How is it possible that a restaurant with a significant delivery business in an Internet-friendly area does not have a web site with their menu and contact information?
It flat-out boggles my mind.
Let’s do some simple math.
I order out 4-5 times per week, average about $40 per order. That works out to about $200 per week, or $800 per month.
Because I am not the greatest at recovering from interuptions, I have most of my meals delivered. When I get hungry, I don’t dig through drawers for outdated, food-stained menus. Instead, I hop over to my del.icio.us bookmarks, pull up restaurants that deliver, and choose from the menus online.
It’s important to note that NONE of the restaurants I regularly get delivery meals from are my favorites. There are restaurants that a) deliver and b) I like better all around me … but because of the extra hassle of finding and holding onto the menu, my money goes to their competition instead of them.
I know for a fact a restaurant can get a kick-ass, easy to maintain web site that will bring them plenty of new business for around $1500-2000, probably cheaper if they go with “lesser” providers.

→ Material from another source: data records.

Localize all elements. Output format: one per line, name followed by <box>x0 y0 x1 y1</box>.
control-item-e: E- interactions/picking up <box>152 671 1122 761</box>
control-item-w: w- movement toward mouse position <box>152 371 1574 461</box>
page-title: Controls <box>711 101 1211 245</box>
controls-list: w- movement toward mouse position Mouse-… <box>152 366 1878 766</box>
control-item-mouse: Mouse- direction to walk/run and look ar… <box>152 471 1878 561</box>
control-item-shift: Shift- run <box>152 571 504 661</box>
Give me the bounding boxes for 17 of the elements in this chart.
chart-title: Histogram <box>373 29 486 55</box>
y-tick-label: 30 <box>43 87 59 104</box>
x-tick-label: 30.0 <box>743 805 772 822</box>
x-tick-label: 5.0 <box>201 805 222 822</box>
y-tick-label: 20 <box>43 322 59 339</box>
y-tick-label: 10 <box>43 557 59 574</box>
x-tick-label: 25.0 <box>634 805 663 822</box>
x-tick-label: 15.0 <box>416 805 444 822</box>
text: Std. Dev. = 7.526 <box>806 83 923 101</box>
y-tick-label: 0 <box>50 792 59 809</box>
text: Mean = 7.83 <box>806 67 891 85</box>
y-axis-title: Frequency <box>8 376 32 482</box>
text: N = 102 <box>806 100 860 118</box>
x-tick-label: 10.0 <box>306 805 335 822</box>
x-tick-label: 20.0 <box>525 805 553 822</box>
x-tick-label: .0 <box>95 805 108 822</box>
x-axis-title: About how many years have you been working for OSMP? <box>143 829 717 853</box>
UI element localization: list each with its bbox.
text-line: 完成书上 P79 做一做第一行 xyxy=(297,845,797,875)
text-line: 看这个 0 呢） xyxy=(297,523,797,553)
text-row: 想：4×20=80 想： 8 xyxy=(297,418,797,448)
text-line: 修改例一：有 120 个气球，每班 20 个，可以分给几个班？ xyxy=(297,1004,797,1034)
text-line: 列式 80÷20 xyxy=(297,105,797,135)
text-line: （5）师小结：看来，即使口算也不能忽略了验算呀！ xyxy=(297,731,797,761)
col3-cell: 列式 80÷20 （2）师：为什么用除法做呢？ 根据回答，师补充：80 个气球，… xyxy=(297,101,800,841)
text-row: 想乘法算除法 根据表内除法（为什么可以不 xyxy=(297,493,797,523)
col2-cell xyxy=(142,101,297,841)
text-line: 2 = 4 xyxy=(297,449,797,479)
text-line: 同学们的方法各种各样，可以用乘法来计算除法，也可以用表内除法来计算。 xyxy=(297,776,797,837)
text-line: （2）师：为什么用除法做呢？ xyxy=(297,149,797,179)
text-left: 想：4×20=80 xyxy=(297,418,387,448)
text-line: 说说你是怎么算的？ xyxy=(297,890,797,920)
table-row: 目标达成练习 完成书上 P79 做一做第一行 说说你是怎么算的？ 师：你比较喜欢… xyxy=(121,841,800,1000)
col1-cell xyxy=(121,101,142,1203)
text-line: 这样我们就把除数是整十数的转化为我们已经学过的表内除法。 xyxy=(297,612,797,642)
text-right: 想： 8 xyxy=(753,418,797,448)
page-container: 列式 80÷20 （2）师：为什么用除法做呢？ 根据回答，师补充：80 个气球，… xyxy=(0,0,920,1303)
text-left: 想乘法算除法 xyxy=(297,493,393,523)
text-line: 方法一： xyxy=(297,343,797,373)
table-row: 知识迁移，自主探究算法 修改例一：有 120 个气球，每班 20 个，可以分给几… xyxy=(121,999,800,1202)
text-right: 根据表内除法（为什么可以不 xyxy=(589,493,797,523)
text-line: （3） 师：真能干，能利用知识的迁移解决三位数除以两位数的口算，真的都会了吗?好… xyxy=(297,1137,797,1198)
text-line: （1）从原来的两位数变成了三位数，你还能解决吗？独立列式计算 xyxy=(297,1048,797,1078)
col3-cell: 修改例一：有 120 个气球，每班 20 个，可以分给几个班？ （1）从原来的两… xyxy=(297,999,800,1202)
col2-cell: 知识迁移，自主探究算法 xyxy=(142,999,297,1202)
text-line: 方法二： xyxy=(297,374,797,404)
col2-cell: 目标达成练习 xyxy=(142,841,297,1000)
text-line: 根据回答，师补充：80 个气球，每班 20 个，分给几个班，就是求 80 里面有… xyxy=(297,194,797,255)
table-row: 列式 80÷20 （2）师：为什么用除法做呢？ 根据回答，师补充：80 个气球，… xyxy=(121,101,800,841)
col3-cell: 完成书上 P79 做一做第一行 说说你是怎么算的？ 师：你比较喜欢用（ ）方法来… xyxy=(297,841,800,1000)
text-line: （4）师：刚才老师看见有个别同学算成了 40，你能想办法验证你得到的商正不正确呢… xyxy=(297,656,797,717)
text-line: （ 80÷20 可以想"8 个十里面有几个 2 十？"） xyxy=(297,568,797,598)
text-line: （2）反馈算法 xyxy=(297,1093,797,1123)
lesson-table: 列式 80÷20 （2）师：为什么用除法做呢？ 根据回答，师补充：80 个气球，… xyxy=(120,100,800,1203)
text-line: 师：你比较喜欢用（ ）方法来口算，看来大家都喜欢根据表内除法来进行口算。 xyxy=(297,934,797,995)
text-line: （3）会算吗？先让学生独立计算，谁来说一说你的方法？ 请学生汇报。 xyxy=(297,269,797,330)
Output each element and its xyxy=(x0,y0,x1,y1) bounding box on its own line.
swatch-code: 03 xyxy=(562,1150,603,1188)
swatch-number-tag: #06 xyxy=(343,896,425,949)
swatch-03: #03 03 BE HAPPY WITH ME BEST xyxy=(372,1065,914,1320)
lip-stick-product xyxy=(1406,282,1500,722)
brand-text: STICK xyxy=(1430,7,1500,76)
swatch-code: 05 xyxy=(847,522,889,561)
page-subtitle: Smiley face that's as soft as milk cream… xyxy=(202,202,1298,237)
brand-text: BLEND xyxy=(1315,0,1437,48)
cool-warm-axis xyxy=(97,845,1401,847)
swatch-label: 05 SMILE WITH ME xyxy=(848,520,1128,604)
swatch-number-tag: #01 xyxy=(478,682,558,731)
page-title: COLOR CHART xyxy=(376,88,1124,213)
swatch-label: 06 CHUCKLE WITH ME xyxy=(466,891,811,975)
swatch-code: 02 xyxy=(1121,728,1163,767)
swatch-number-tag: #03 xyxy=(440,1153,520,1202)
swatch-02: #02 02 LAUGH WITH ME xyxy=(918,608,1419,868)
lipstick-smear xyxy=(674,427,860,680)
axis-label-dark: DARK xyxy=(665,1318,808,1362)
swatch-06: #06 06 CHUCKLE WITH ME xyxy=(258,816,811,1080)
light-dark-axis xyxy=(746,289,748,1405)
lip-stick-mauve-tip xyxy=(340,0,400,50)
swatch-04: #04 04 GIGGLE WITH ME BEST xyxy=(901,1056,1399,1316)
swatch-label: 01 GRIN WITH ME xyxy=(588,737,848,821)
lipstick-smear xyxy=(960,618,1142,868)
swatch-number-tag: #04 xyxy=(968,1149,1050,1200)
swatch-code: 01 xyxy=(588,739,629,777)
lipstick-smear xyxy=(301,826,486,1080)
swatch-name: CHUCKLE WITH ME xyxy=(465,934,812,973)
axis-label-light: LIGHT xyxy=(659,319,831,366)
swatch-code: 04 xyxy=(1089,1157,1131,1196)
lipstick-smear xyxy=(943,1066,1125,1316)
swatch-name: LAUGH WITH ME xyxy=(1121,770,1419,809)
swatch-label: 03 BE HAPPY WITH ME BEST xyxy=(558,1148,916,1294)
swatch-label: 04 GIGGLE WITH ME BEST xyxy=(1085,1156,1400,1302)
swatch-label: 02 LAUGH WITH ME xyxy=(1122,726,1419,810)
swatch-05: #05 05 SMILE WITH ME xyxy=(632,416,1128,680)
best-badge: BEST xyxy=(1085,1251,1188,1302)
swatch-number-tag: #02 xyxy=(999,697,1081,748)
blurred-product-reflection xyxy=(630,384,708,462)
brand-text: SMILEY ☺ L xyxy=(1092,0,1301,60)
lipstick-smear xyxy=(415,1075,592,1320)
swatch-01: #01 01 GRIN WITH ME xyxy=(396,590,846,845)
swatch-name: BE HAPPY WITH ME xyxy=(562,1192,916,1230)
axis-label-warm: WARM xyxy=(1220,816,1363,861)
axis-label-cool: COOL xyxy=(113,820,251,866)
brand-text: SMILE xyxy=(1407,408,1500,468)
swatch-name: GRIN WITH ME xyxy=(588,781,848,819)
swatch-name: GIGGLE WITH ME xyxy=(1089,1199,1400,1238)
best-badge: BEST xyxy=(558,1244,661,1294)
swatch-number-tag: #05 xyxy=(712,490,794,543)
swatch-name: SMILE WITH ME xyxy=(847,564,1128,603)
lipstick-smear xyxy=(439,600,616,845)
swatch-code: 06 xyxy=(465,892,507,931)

The business they’d get from a single customer like me would pay for it in a few months … and there are plenty of “me’s” out there, not to mention full offices of workers (the Oracle people in Reston eat up a storm, I hear) and plenty of tech-saavy families.
A restaurant web site doesn’t have to be fancy to be insanely profitable … but it does need to be a) present, b) have a menu and c) be “findable.”
Sometimes businesses go out of their way to avoid making money.